Distance tête à dorsale : variant de 0,36 à 0,41.

Longueur de la pectorale : variant de 0,36 à 0,41.Longueur de la ventrale : variant de 0,33 (juvénile) à 0,36 (♀) à

0,56 (♂ adulte en livrée de noces).

Largeur de la bouche : variant de 0,11 à 0,15 (M = 0,13).

Pédoncule caudal, largeur sur longueur : 0,9 à 1,1.

Caractères méristiques :

Dorsale à 20 épines et 6 rayons mous.

Anale à 5 épines et 6 rayons mous.

Écailles en lignes longitudinale : 29 grandes et 4 petites sur la base de la queue.

Écailles de la ligne latérale supérieur : M = 23,1 (Sm = 0,2).

Écailles de la ligne inférieure : 9 à 13

Rangée d’écailles en ligne transversale sur la grande largeur : 12 sur les flancs et 2,5 sur la face ventrale.

Écailles autour du pédicule caudale : 16.

Poisson de la forme générale de Tropheus moorei Boulenger mais à bouche un peu différente par la présence d’ébauches de lèvres cachant la base des dents et par sa position plus terminale, moins infère, le “nez” étant moins saillant que T. moorei.

L’arc des mâchoires est plus courbé, moins droit que chez T. moorei tant celui des prémaxillaires que celui des dentaires. Joue avec, sous l’œil, une bande verticale de trois écailles de largeur, noire, tranchant sur la teinte bleue ardoisé de la tête et avec derrière l’œil une seule rangée verticale d’écailles plus petites.
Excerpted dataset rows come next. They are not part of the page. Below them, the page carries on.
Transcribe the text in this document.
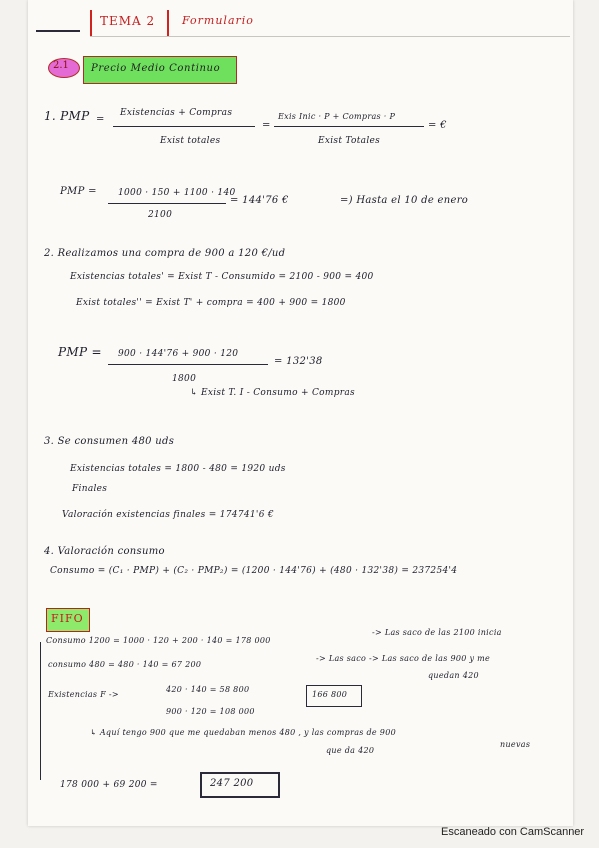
TEMA 2 Formulario
2.1 Precio Medio Continuo
1. PMP =
Existencias + Compras
Exist totales
=
Exis Inic · P + Compras · P
Exist Totales
= €
PMP = 1000 · 150 + 1100 · 140
2100
= 144'76 €	=) Hasta el 10 de enero
2. Realizamos una compra de 900 a 120 €/ud
Existencias totales' = Exist T - Consumido = 2100 - 900 = 400
Exist totales'' = Exist T' + compra = 400 + 900 = 1800
PMP = 900 · 144'76 + 900 · 120
1800
= 132'38
↳ Exist T. I - Consumo + Compras
3. Se consumen 480 uds
Existencias totales = 1800 - 480 = 1920 uds
Finales
Valoración existencias finales = 174741'6 €
4. Valoración consumo
Consumo = (C₁ · PMP) + (C₂ · PMP₂) = (1200 · 144'76) + (480 · 132'38) = 237254'4
FIFO
Consumo 1200 = 1000 · 120 + 200 · 140 = 178 000
-> Las saco de las 2100 inicia
consumo 480 = 480 · 140 = 67 200
-> Las saco -> Las saco de las 900 y me
quedan 420
Existencias F ->
420 · 140 = 58 800
900 · 120 = 108 000
166 800
↳ Aquí tengo 900 que me quedaban menos 480 , y las compras de 900
que da 420
nuevas
178 000 + 69 200 =	247 200
Escaneado con CamScanner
Operculaire avec rangée d’écailles dans l’angle inférieur et un groupe d’une quinzaine dans l’angle postéro-supérieur. Face ventrale avec des écailles plus petites que les flancs mais plus nettes et plus visibles que chez T. moorei.

Nageoires ventrales atteignant à peine l’anus (chez la femelle) ou le dépassant largement (chez le mâle). Ces ventrales, de même que la dorsale et l’anale molles ont une tendance à s’allonger et à s’effiler chez les mâles en parure de reproduction.

Livrée :

Comme décrit au début de cet article et figuré dans l’aquarelle 3, la livrée est d’un noir profond, sauf la tête qui est entièrement recouverte d’une sorte de revêtement bleu ardoise et d’une bande transversale blanchâtre étroite (3 écailles) situées sur les flancs vers le tiers antérieur de la dorsale, ne s’étendant pas sur la nageoire et pouvant chez de très rares exemplaires disparaître presque entièrement jusqu’à ne plus laisser qu’une petite tache dorsale.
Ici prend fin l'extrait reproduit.